Moses shares how dataops teams can measure downtime. “Data downtime refers to any period of time marked by broken, erroneous, or otherwise inaccurate data and can be measured by adding the amount of time it takes to detect (TTD) and resolve (TTR), multiplied by the engineering time spent tackling the issue.”
Measuring downtime is one approach to creating a dataops key performance indicator tied to financial performance. Moses adds, “Inspired by tried and tested devops measurements, TTD, TTR, and data downtime eases quantifying the financial impact of poor data quality on a company’s bottom line.”

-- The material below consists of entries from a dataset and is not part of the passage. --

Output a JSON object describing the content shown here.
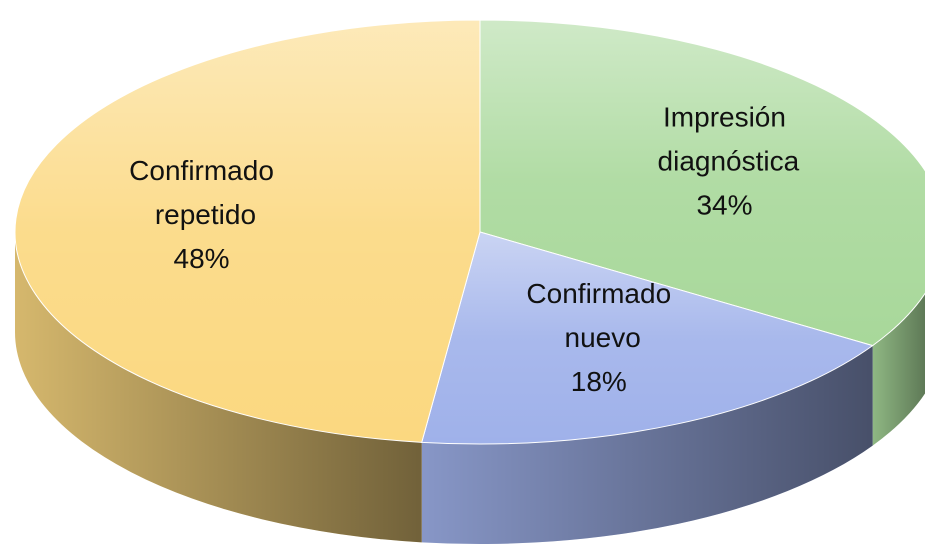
{
  "chart_data": {
    "type": "pie3d",
    "categories": [
      "Impresión diagnóstica",
      "Confirmado nuevo",
      "Confirmado repetido"
    ],
    "values": [
      34,
      18,
      48
    ],
    "value_labels": [
      "34%",
      "18%",
      "48%"
    ],
    "colors": [
      "#a8d89a",
      "#9fb1ea",
      "#fbd880"
    ]
  }
}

Differentiate with data timeliness and real-time dataops
Kunal Agarwal, cofounder and CEO of Unravel Data, says dataops must aspire to exceed basic data quality and availability metrics and look to more real-time capabilities. He says, “While most data quality metrics focus on accuracy, completeness, consistency, and integrity, another data quality metric that every dataops team should think about prioritizing is data timeliness.”
Timeliness captures the end-to-end data flow from capture, processing, and availability, including supplier and batch processing delays. Agarwal explains, “Reliable timeliness metrics make it much easier to assess and enforce internal and third-party vendor SLAs and ultimately provide a direct line to improved and accelerated data analysis.”
Swan agrees about the importance of improving data timeliness. He says, “Dataops should also focus on guaranteeing speed and timeliness so that users can access up-to-date data across any environment. The data is only as good as its ability to keep up with business needs in near real time.”
For many organizations, getting business leaders to trust the data, improve reliability, and enable closer to real-time data delivery may be aspirational. Many companies have a backlog of data debt issues, significant dark data that’s never been analyzed, and an overreliance on spreadsheets.
So, if you work in dataops, there’s plenty of work to do. Applying data quality metrics can help drum up support from the business, data scientists, and technology leaders.